As evidence of the changes underway, the FT notes that the Gibraltar administration will be abolishing its exempt company regime, under which companies not trading in Gibraltar are not liable for tax, and adopting a single rate 10 per cent corporation tax applicable to all companies. The administration has also signed tax information exchange agreements with 13 other jurisdictions and will be signing four more agreements before year-end 2009.

So why are we not celebrating? Well, just four weeks ago we published a report which showed that Gibraltar is assessed as opaque or non-cooperative in respect of all but one of the twelve key indicators used in the preparation of the Financial Secrecy Index.

On the positive side, Gibraltar does not have a law to protect banking secrecy.

But, take a look at the negatives:

  1. Gibraltar does not put details of trusts on public record;
  2. Gibraltar does not comply sufficiently with international regulatory requirements
  3. Gibraltar does not require that company accounts be available on public record;
  4. Gibraltar does not require that beneficial ownership of companies is recorded on public record;
  5. Gibraltar does not maintain company ownership details in official records;
  6. Gibraltar did not respond to Tax Justice Network requests for information;
  7. Gibraltar does not participate in the European Union Savings Tax Directive;
  8. Gibraltar has few tax information agreements;
  9. Gibraltar does not have adequate access to banking information;
  10. Gibraltar allows company redomiciliation;
  11. Gibraltar allows protected cell companies.

Does this strike you as a place that is seriously shedding its image as a bolthole for people trying to hide illicit financial flows? Despite its tiny population of just 27,495 people, Gibraltar hosts 18 licensed international banks, which is far more than can possibly be required to serve domestic needs, so we can safely assume that the secrecy arrangements outlined above make Gibraltar a convenient place to hide capital in flight from the law, tax, and similar inconveniences.

On the basis of our assessment Gibraltar was awarded just 8 transparency credits out of a potential total score of 100. Far from repositioning itself away from ‘brass plate’ operations, Gibraltar remains wedded to legalised secrecy and conforms in almost all respects to our definition of a secrecy jurisdiction (a more useful term than ‘tax haven’, since this more accurately describes the services provided to the non-resident clients of such places). For more details about Gibraltar’s legalised secrecy arrangements, check here.

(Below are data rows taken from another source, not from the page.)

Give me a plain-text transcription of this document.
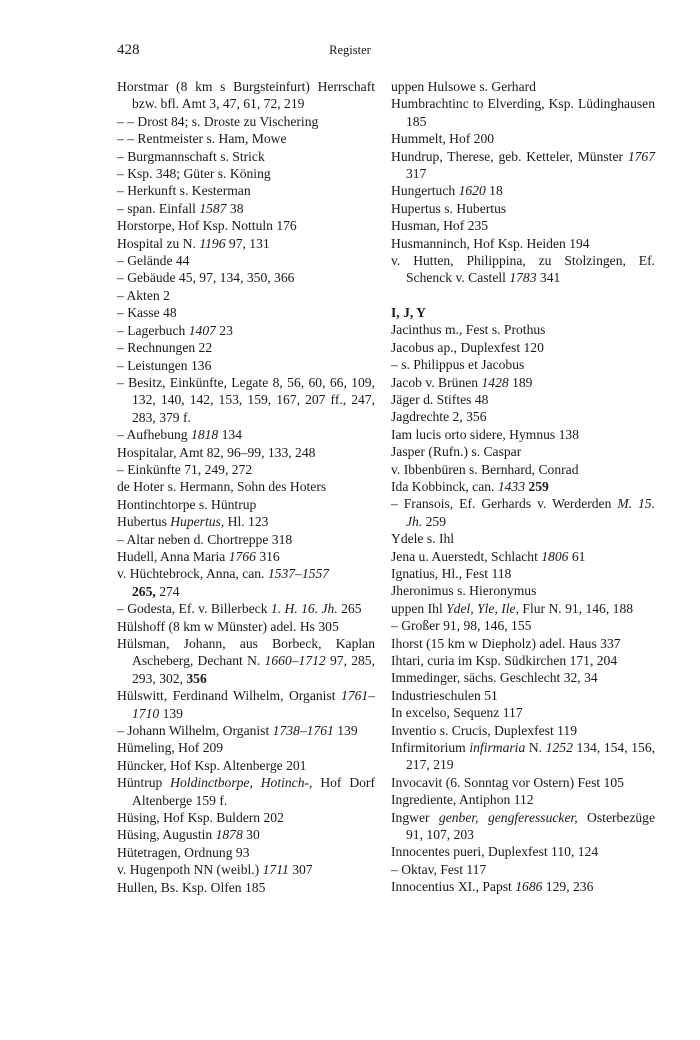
428	Register
Horstmar (8 km s Burgsteinfurt) Herrschaft bzw. bfl. Amt 3, 47, 61, 72, 219
– – Drost 84; s. Droste zu Vischering
– – Rentmeister s. Ham, Mowe
– Burgmannschaft s. Strick
– Ksp. 348; Güter s. Köning
– Herkunft s. Kesterman
– span. Einfall 1587 38
Horstorpe, Hof Ksp. Nottuln 176
Hospital zu N. 1196 97, 131
– Gelände 44
– Gebäude 45, 97, 134, 350, 366
– Akten 2
– Kasse 48
– Lagerbuch 1407 23
– Rechnungen 22
– Leistungen 136
– Besitz, Einkünfte, Legate 8, 56, 60, 66, 109, 132, 140, 142, 153, 159, 167, 207 ff., 247, 283, 379 f.
– Aufhebung 1818 134
Hospitalar, Amt 82, 96–99, 133, 248
– Einkünfte 71, 249, 272
de Hoter s. Hermann, Sohn des Hoters
Hontinchtorpe s. Hüntrup
Hubertus Hupertus, Hl. 123
– Altar neben d. Chortreppe 318
Hudell, Anna Maria 1766 316
v. Hüchtebrock, Anna, can. 1537–1557
265, 274
– Godesta, Ef. v. Billerbeck 1. H. 16. Jh. 265
Hülshoff (8 km w Münster) adel. Hs 305
Hülsman, Johann, aus Borbeck, Kaplan Ascheberg, Dechant N. 1660–1712 97, 285, 293, 302, 356
Hülswitt, Ferdinand Wilhelm, Organist 1761–1710 139
– Johann Wilhelm, Organist 1738–1761 139
Hümeling, Hof 209
Hüncker, Hof Ksp. Altenberge 201
Hüntrup Holdinctborpe, Hotinch-, Hof Dorf Altenberge 159 f.
Hüsing, Hof Ksp. Buldern 202
Hüsing, Augustin 1878 30
Hütetragen, Ordnung 93
v. Hugenpoth NN (weibl.) 1711 307
Hullen, Bs. Ksp. Olfen 185
uppen Hulsowe s. Gerhard
Humbrachtinc to Elverding, Ksp. Lüdinghausen 185
Hummelt, Hof 200
Hundrup, Therese, geb. Ketteler, Münster 1767 317
Hungertuch 1620 18
Hupertus s. Hubertus
Husman, Hof 235
Husmanninch, Hof Ksp. Heiden 194
v. Hutten, Philippina, zu Stolzingen, Ef. Schenck v. Castell 1783 341
I, J, Y
Jacinthus m., Fest s. Prothus
Jacobus ap., Duplexfest 120
– s. Philippus et Jacobus
Jacob v. Brünen 1428 189
Jäger d. Stiftes 48
Jagdrechte 2, 356
Iam lucis orto sidere, Hymnus 138
Jasper (Rufn.) s. Caspar
v. Ibbenbüren s. Bernhard, Conrad
Ida Kobbinck, can. 1433 259
– Fransois, Ef. Gerhards v. Werderden M. 15. Jh. 259
Ydele s. Ihl
Jena u. Auerstedt, Schlacht 1806 61
Ignatius, Hl., Fest 118
Jheronimus s. Hieronymus
uppen Ihl Ydel, Yle, Ile, Flur N. 91, 146, 188
– Großer 91, 98, 146, 155
Ihorst (15 km w Diepholz) adel. Haus 337
Ihtari, curia im Ksp. Südkirchen 171, 204
Immedinger, sächs. Geschlecht 32, 34
Industrieschulen 51
In excelso, Sequenz 117
Inventio s. Crucis, Duplexfest 119
Infirmitorium infirmaria N. 1252 134, 154, 156, 217, 219
Invocavit (6. Sonntag vor Ostern) Fest 105
Ingrediente, Antiphon 112
Ingwer genber, gengferessucker, Osterbezüge 91, 107, 203
Innocentes pueri, Duplexfest 110, 124
– Oktav, Fest 117
Innocentius XI., Papst 1686 129, 236
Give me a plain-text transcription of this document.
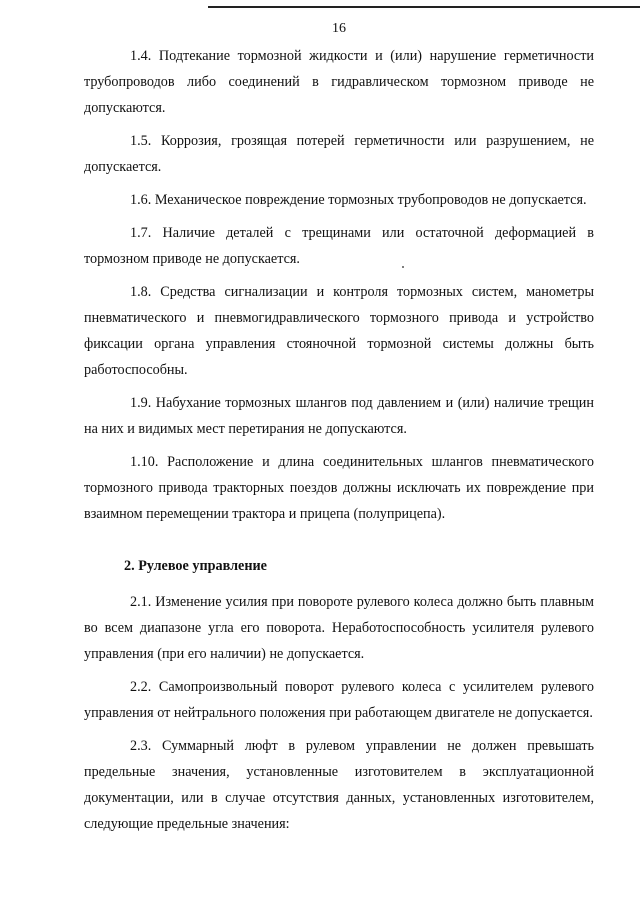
16

1.4. Подтекание тормозной жидкости и (или) нарушение герметичности трубопроводов либо соединений в гидравлическом тормозном приводе не допускаются.

1.5. Коррозия, грозящая потерей герметичности или разрушением, не допускается.

1.6. Механическое повреждение тормозных трубопроводов не допускается.

1.7. Наличие деталей с трещинами или остаточной деформацией в тормозном приводе не допускается.

1.8. Средства сигнализации и контроля тормозных систем, манометры пневматического и пневмогидравлического тормозного привода и устройство фиксации органа управления стояночной тормозной системы должны быть работоспособны.

1.9. Набухание тормозных шлангов под давлением и (или) наличие трещин на них и видимых мест перетирания не допускаются.

1.10. Расположение и длина соединительных шлангов пневматического тормозного привода тракторных поездов должны исключать их повреждение при взаимном перемещении трактора и прицепа (полуприцепа).

2. Рулевое управление

2.1. Изменение усилия при повороте рулевого колеса должно быть плавным во всем диапазоне угла его поворота. Неработоспособность усилителя рулевого управления (при его наличии) не допускается.

2.2. Самопроизвольный поворот рулевого колеса с усилителем рулевого управления от нейтрального положения при работающем двигателе не допускается.

2.3. Суммарный люфт в рулевом управлении не должен превышать предельные значения, установленные изготовителем в эксплуатационной документации, или в случае отсутствия данных, установленных изготовителем, следующие предельные значения:
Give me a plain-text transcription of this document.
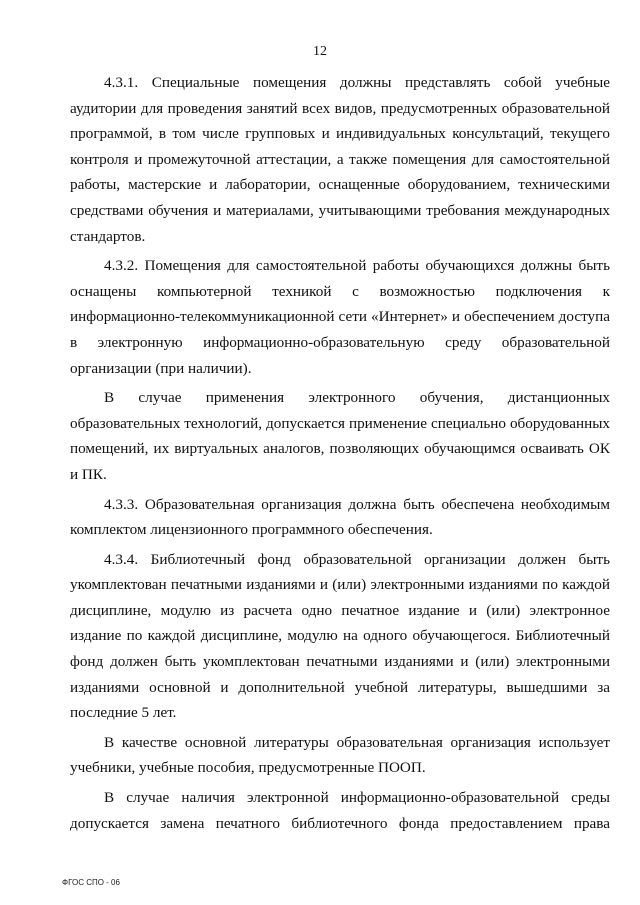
12

4.3.1. Специальные помещения должны представлять собой учебные аудитории для проведения занятий всех видов, предусмотренных образовательной программой, в том числе групповых и индивидуальных консультаций, текущего контроля и промежуточной аттестации, а также помещения для самостоятельной работы, мастерские и лаборатории, оснащенные оборудованием, техническими средствами обучения и материалами, учитывающими требования международных стандартов.

4.3.2. Помещения для самостоятельной работы обучающихся должны быть оснащены компьютерной техникой с возможностью подключения к информационно-телекоммуникационной сети «Интернет» и обеспечением доступа в электронную информационно-образовательную среду образовательной организации (при наличии).

В случае применения электронного обучения, дистанционных образовательных технологий, допускается применение специально оборудованных помещений, их виртуальных аналогов, позволяющих обучающимся осваивать ОК и ПК.

4.3.3. Образовательная организация должна быть обеспечена необходимым комплектом лицензионного программного обеспечения.

4.3.4. Библиотечный фонд образовательной организации должен быть укомплектован печатными изданиями и (или) электронными изданиями по каждой дисциплине, модулю из расчета одно печатное издание и (или) электронное издание по каждой дисциплине, модулю на одного обучающегося. Библиотечный фонд должен быть укомплектован печатными изданиями и (или) электронными изданиями основной и дополнительной учебной литературы, вышедшими за последние 5 лет.

В качестве основной литературы образовательная организация использует учебники, учебные пособия, предусмотренные ПООП.

В случае наличия электронной информационно-образовательной среды допускается замена печатного библиотечного фонда предоставлением права

ФГОС СПО - 06
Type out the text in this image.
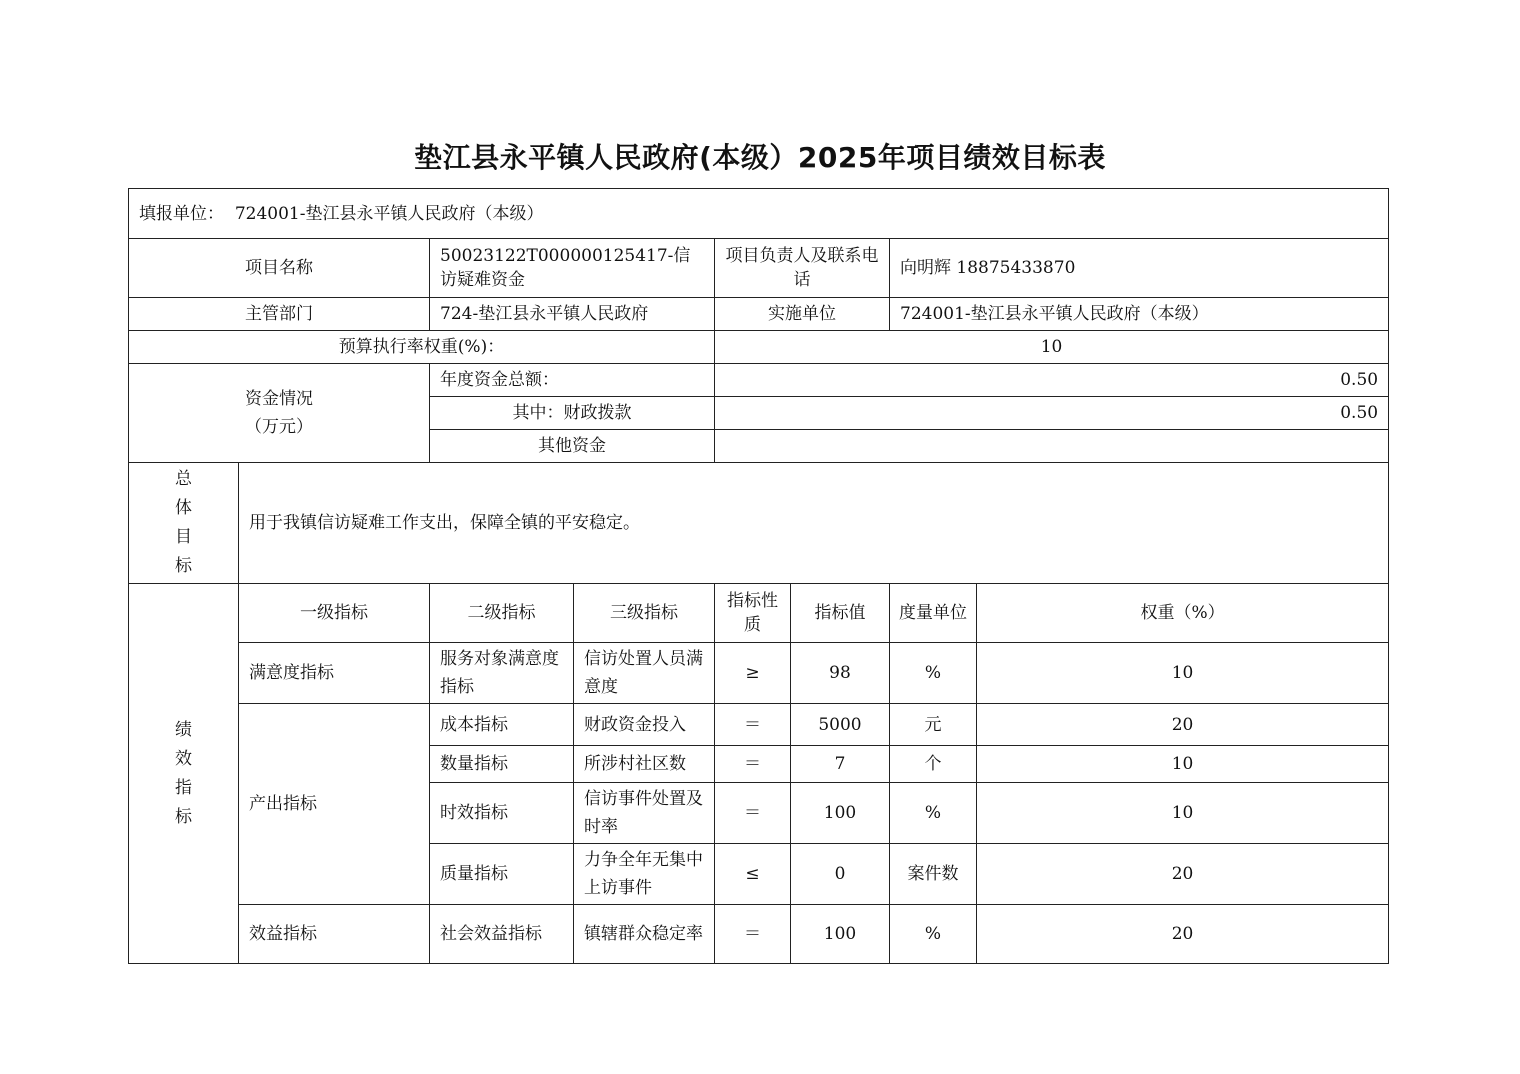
垫江县永平镇人民政府(本级）2025年项目绩效目标表
填报单位： 724001-垫江县永平镇人民政府（本级）							
项目名称		50023122T000000125417-信访疑难资金		项目负责人及联系电话		向明辉 18875433870	
主管部门		724-垫江县永平镇人民政府		实施单位		724001-垫江县永平镇人民政府（本级）	
预算执行率权重(%)：				10			

资金情况
（万元）		年度资金总额：		0.50			
		其中：财政拨款		0.50			
		其他资金					

总
体
目
标	用于我镇信访疑难工作支出，保障全镇的平安稳定。						

绩
效
指
标	一级指标	二级指标	三级指标	指标性质	指标值	度量单位	权重（%）
	满意度指标	服务对象满意度指标	信访处置人员满意度	≥	98	%	10
	产出指标	成本指标	财政资金投入	＝	5000	元	20
		数量指标	所涉村社区数	＝	7	个	10
		时效指标	信访事件处置及时率	＝	100	%	10
		质量指标	力争全年无集中上访事件	≤	0	案件数	20
	效益指标	社会效益指标	镇辖群众稳定率	＝	100	%	20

None of the changes cited by the FT will substantively alter our assessment, not even the recently signed information exchange treaties, which are distinctly sub-prime in terms of effectiveness and fall far short of the minimum threshold of 60 agreements which should be required of an international financial centre.

We know that many secrecy jurisdictions are working flat out to shed their tax haven image. Jersey, for example, has retained the services of London-based public relations company Brunswick Group. Cayman is also trying to burnish its image. Caruana’s assertions to the FT are part of this process. But FT readers (this blogger included) expect more than uncritical puffs put out by political spin-meisters.

The basis for international concern about Gibraltar (and other secrecy jurisdictions) lies more with the legalised secrecy provisions they offer to non-residents than with whether or not they charge VAT on goods and services bought within their borders. In this respect Victor Mallet is clearly not up to speed with current debate and his article is unbalanced and misleading.

Caruana claims to be 98 per cent on target towards Gibraltar losing its tax haven status. We assess Gibraltar as 92 per cent opaque. Check the facts underlying our assessment and judge for yourself.